In terms of psychic violence and female sexuality, I grew up at a time and in a class in Calcutta when you couldn't say the word "sex." I'd never said the word "sex" and we certainly were not allowed to think of it; I didn't even know how the male anatomy was constructed. So for me or for my characters who are coming not from villages but upper-class, urban Indian settings, sexuality becomes the mode of resistance or a way to rebel. After all, if you're coming out of a society where sex is the unspeakable, the unutterable, then doing it or acknowledging your sexuality results not only in individual rebellion but actually constitutes an attack on a whole patriarchal, Victorian, hypocritical society. And why psychic violence? Ultimately, physical injuries are less affecting than the wounds inside. You lose a leg, you get a prosthetic. But what do you do about the scarred psyche?

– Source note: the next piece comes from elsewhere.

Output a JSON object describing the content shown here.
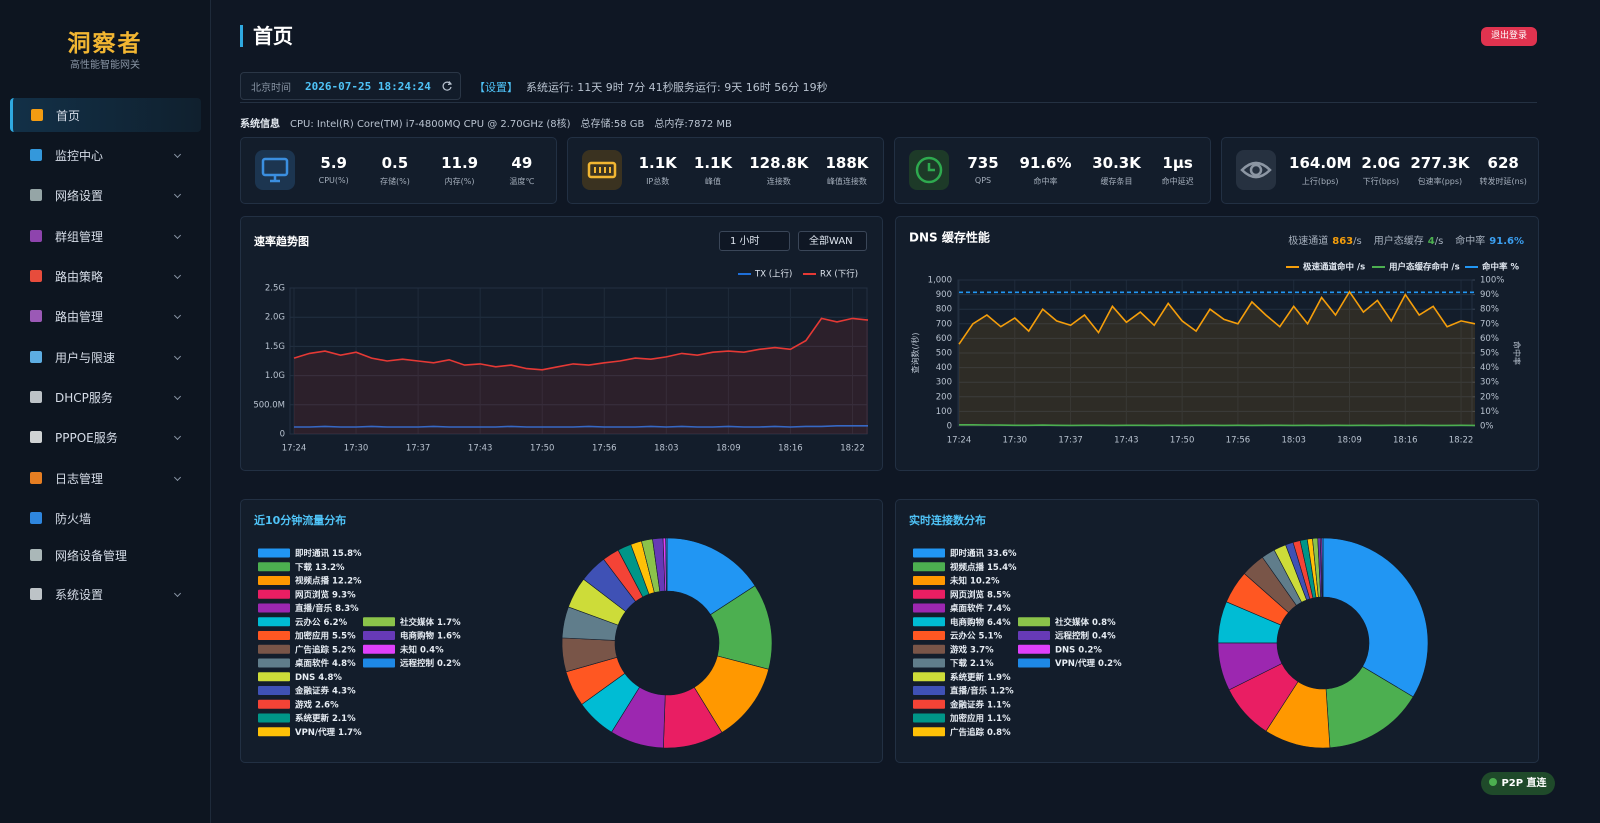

It was by listening that I visualized and was mesmerized by conflict, by character, by romance, whatever. I started to read and write very early--I was in regular school by the age of three--and at that time, we used pens that you dip into an inkwell. I don't know if that was violence, but you did immediately start thinking in wholly different ways and the scratching--I can still see the blots of ink, the scratching on the paper--slows you down, but also gives you time to think. Then my relationship to story again became very different when we graduated by age nine to fountain pens. Also, the paper was so different over there; you could see bugs worked into the fabric, or big seams . . . the paper was rough and pocked with shiny bits. Seeing whether the pen nib would go over the shiny impurities or not resulted in a wholly different way of dealing with orthography and a different mental process which accompanies the writing of stories. There wasn't ever a time that I can remember when I wasn't writing stories and I remember what a big breakthrough it was when my father brought back ballpoint pens from Paris. They all melted in the heat but you could write so much faster! That was very empowering, and I went straight from that in the States to typewriter and when I started thinking on electric typewriter, again, suddenly my relationship with the word, and therefore with narrative, became very, very different, more conscious.
If by "technological developments in writing" you mean the availability of computers, software, data storage and retrieval facilities, information-design programs, virtual reality, etc., then I have to confess that technology has been for me a means of exploring and expanding knowledge without losing the writerly sense of wonder. Clark and I were among the very first batch of American writers to get into computers.
I'm not sure I agree with you that technology privileges "First" World over "Third." Much of the information transfer and accounting for U.S. corporations and mega-multinationals with European headquarters is done offshore, meaning in areas that you are designating as "Third." I've done homework on this. It's class , not geography, that's providing the hierarchy grid. Urban, upper-middle classes and professionals in Bombay, Singapore, Hong Kong, Manila, etc. have all the latest electronics and communications instruments. But the poor and the homeless in all areas of the world, including North America, are increasingly disempowered by technological advances. Your question seems to arise from the need of postcolonial studies scholars to impose politics as the dominant grid for measuring art. But for the writer of serious fiction, politics or race or gender is only one element of many hundred elements that go into the making of a character. Novelists aim for fullness of catharsis, not a political pamphlet.